Let say i have some words AB, AAB, AA.

AB is not a prefix to AAB but AA is a prefix to AAB because if i just add B at the end of AA it will become AAB, which is not possible with AB.

So, is there any function in c++ (STL) so that i can determine of two words if one is prefix to the another ?

Thanks.

Answer 1

std::string full = "AAB", lookfor = "AA";
const bool isprefixmatch = (full.substr(0,lookfor.lenght())==lookfor);

Answer 2

Use the find method of a string. Check if the index it returns is at the beginning of the string.

Answer 3

std::string full = "AAB", pre= "AA";
bool prefixed = full.find( pre ) == 0;

or what about:

bool prefixed =  full.compare( 0, pre.size(), pre ) == 0;

Answer 4

http://www.cplusplus.com/reference/string/string/ is a good place to look through for stuff like this.
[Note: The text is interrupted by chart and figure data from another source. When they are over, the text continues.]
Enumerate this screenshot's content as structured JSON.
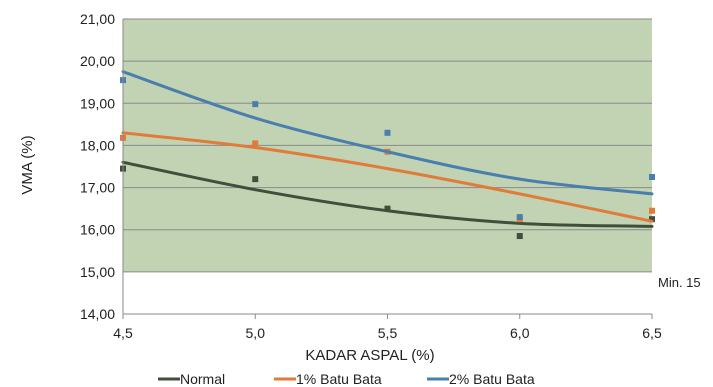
{
  "chart_data": {
    "type": "scatter",
    "xlabel": "KADAR ASPAL (%)",
    "ylabel": "VMA (%)",
    "xlim": [
      4.5,
      6.5
    ],
    "ylim": [
      14.0,
      21.0
    ],
    "x_ticks": [
      "4,5",
      "5,0",
      "5,5",
      "6,0",
      "6,5"
    ],
    "x_tick_values": [
      4.5,
      5.0,
      5.5,
      6.0,
      6.5
    ],
    "y_ticks": [
      "14,00",
      "15,00",
      "16,00",
      "17,00",
      "18,00",
      "19,00",
      "20,00",
      "21,00"
    ],
    "y_tick_values": [
      14,
      15,
      16,
      17,
      18,
      19,
      20,
      21
    ],
    "grid": "horizontal",
    "legend_position": "bottom",
    "shaded_region": {
      "y_from": 15.0,
      "y_to": 21.0,
      "color": "#c1d3b3"
    },
    "annotation": "Min. 15",
    "series": [
      {
        "name": "Normal",
        "color": "#3f4f3b",
        "x": [
          4.5,
          5.0,
          5.5,
          6.0,
          6.5
        ],
        "points": [
          17.45,
          17.2,
          16.5,
          15.85,
          16.25
        ],
        "trend": [
          17.6,
          16.95,
          16.45,
          16.15,
          16.08
        ]
      },
      {
        "name": "1% Batu Bata",
        "color": "#e07b39",
        "x": [
          4.5,
          5.0,
          5.5,
          6.0,
          6.5
        ],
        "points": [
          18.18,
          18.05,
          17.85,
          16.25,
          16.45
        ],
        "trend": [
          18.3,
          17.95,
          17.45,
          16.85,
          16.2
        ]
      },
      {
        "name": "2% Batu Bata",
        "color": "#4a7eae",
        "x": [
          4.5,
          5.0,
          5.5,
          6.0,
          6.5
        ],
        "points": [
          19.55,
          18.98,
          18.3,
          16.3,
          17.25
        ],
        "trend": [
          19.75,
          18.65,
          17.85,
          17.2,
          16.85
        ]
      }
    ]
  }
}
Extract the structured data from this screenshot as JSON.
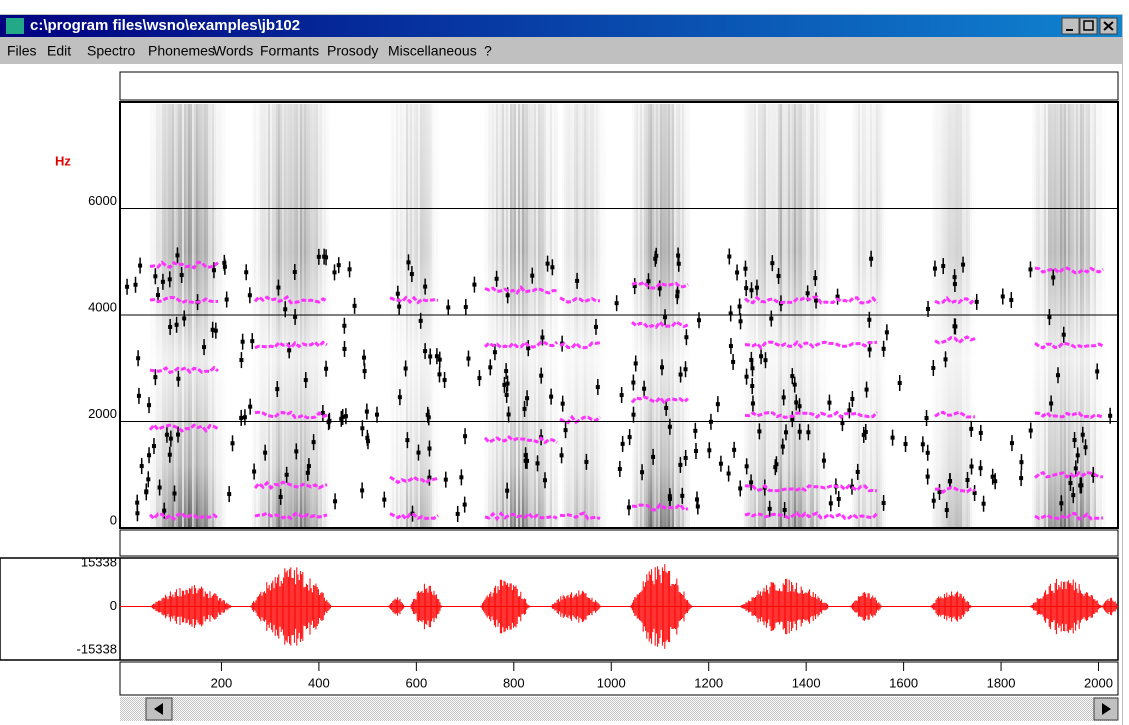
{
  "window": {
    "title": "c:\\program files\\wsno\\examples\\jb102"
  },
  "menu": [
    "Files",
    "Edit",
    "Spectro",
    "Phonemes",
    "Words",
    "Formants",
    "Prosody",
    "Miscellaneous",
    "?"
  ],
  "spectrogram": {
    "unit": "Hz",
    "ylim": [
      0,
      8000
    ],
    "yticks": [
      0,
      2000,
      4000,
      6000
    ],
    "grid": true
  },
  "waveform": {
    "ylim": [
      -15338,
      15338
    ],
    "yticks": [
      15338,
      0,
      -15338
    ],
    "color": "#ff0000"
  },
  "time_axis": {
    "xlim": [
      0,
      2040
    ],
    "xticks": [
      200,
      400,
      600,
      800,
      1000,
      1200,
      1400,
      1600,
      1800,
      2000
    ]
  }
}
Take 10 minutes to familiarise yourself with these functions, becuase most of them are very useful.

You can use find to find the text anywhere in the other string, but find_first_of could be more appropriate (and compare against the suffix). Otherwise to find the suffix, find_last_of would be appropriate.

Answer 5

template<class C, class T, class A>
bool starts_with(std::basic_string<C,T,A> const& haystack,
                 std::basic_string<C,T,A> const& needle)
{
  return needle.length() <= haystack.length() &&
    std::equal(needle.begin(), needle.end(), haystack.begin());
}

Note that the length check is not premature optimization, it is required to meet std::equal's precondition.

Answer 6

The real answer to your problem, i think, is using a prefix tree. The accepted answers algorithm will do the job, but you would have to check your prefix-wouldbe word to every other in your word set which is linear in time. Do that for all the words (say you wanna get all the words that are prefixes to other words) and you have O(n^2) complexity on your hands. The simple check whether a word is a prefix to another is linear on the word's length.
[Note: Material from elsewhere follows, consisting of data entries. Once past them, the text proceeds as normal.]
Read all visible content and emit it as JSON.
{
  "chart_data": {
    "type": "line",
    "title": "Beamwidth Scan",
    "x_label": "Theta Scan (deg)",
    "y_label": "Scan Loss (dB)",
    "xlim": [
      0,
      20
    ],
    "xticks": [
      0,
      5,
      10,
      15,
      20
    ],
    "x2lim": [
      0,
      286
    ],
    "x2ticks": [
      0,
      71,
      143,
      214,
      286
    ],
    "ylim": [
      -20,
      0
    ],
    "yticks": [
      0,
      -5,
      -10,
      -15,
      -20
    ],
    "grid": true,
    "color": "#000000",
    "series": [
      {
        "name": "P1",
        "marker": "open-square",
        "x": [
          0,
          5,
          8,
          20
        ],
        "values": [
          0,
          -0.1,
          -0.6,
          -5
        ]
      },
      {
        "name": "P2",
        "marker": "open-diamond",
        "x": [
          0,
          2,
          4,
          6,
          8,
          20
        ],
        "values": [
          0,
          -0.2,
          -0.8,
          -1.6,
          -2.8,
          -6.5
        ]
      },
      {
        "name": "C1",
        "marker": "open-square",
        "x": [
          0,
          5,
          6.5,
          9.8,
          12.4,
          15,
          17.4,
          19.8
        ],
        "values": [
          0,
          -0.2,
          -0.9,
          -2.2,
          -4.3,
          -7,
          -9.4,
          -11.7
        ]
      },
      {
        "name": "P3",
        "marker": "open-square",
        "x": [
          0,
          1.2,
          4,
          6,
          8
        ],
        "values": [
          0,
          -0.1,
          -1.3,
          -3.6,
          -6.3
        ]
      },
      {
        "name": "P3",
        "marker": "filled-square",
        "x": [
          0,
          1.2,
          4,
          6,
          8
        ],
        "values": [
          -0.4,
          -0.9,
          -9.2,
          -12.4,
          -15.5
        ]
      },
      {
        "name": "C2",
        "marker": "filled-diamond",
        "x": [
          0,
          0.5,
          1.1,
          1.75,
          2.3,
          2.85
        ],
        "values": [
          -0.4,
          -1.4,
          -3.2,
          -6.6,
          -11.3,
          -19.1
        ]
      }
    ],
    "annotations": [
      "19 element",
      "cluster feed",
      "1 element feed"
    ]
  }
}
Using a prefix tree will answer your first question in logarithmic time and the second - in linear. Checking if a word is a prefix is just a stroll down from the root up until you find the word in the tree and the last node is not a leaf (meaning a longer word extending it exists) - limited by the height of the tree. Traversing the tree, on the other hand, and writing down the current word on each step for which the last node is not a leaf would yield a list of all prefix words. The tree traversal is done in linear time as you will visit each node only once.

Answer 7

This answer works with C and C++ and doesn't require STL.

// test if string2 a prefix of string1
// inputs must be non NULL
// returns TRUE if string2 is a prefix, otherwise FALSE

int isAPrefix(const char *string1,
              const char *string2)
{
    return (strncmp(string1, string2, strlen(string2)) == 0);
}

Answer 8

If you're already dependent on Boost, there's boost::algorithm::starts_with.

int main()
{
    std::cout << boost::algorithm::starts_with("abba", "ab"); // true
    std::cout << boost::algorithm::starts_with("abba", "ba"); // false
    return 0;
}

Whenever you find std::string is lacking a string manipulation method you need, check out the Boost String Algorithms library.